Born: November 24, 1920, Sochocin, Poland
Roza was born to a Jewish family in a predominately Catholic village near Warsaw. Her father owned a prosperous pearl button factory that employed some 100 people. They shared a large home with Roza's grandmother who ran a general store and bakery in the village. Roza and her three sisters attended Polish schools and took Hebrew lessons at the towns' synagogue.
1933-39: My father frequently did business in Warsaw so we moved there in 1934. We loved the city, and often went to concerts and the theater. My older sister, Hinda, emigrated to Palestine [the Yishuv] in early 1939. I'd just begun language studies at the University of Warsaw when the city fell to the Germans. Father knew the war would be terrible for the Jews. He divided the gold and jewelry between us, and said, "Whoever can save himself, should."

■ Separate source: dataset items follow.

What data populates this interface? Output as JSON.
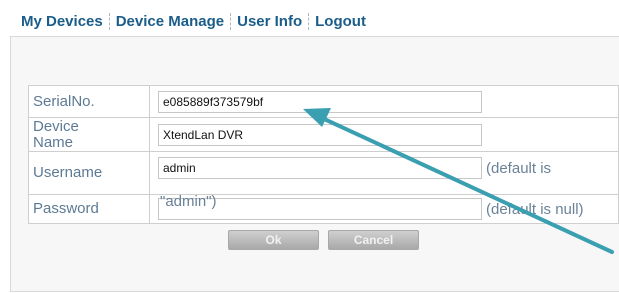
{
  "nav": {
    "items": [
      {
        "label": "My Devices"
      },
      {
        "label": "Device Manage"
      },
      {
        "label": "User Info"
      },
      {
        "label": "Logout"
      }
    ]
  },
  "form": {
    "serial": {
      "label": "SerialNo.",
      "value": "e085889f373579bf"
    },
    "device_name": {
      "label_line1": "Device",
      "label_line2": "Name",
      "value": "XtendLan DVR"
    },
    "username": {
      "label": "Username",
      "value": "admin",
      "hint_line1": "(default is",
      "hint_line2": "\"admin\")"
    },
    "password": {
      "label": "Password",
      "value": "",
      "hint": "(default is null)"
    },
    "buttons": {
      "ok": "Ok",
      "cancel": "Cancel"
    }
  },
  "colors": {
    "nav_link": "#1a5d8a",
    "label": "#5d7a95",
    "arrow": "#3a9fb0",
    "button": "#b4b4b4"
  },
  "annotation": {
    "icon": "arrow-icon"
  }
}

1940-44: The gold bought me a new identity as a Catholic, Maria Kowalczyk, and with it, a new status by the Nazis: slave to the Reich. I was deported by cattle car to Germany; the Germans appointed me "leader" of my car because I could speak German and relay their orders to the Polish prisoners. I panicked--the appointment drew too much attention to me. They could have found out that I was a Jew, but I was rewarded for interpreting by being permitted to select my forced-labor assignment. I chose the seclusion of a farm.
Roza spent two years working on a farm near Stuttgart, Germany, before being liberated by American troops in April 1945. She eventually emigrated to the United States.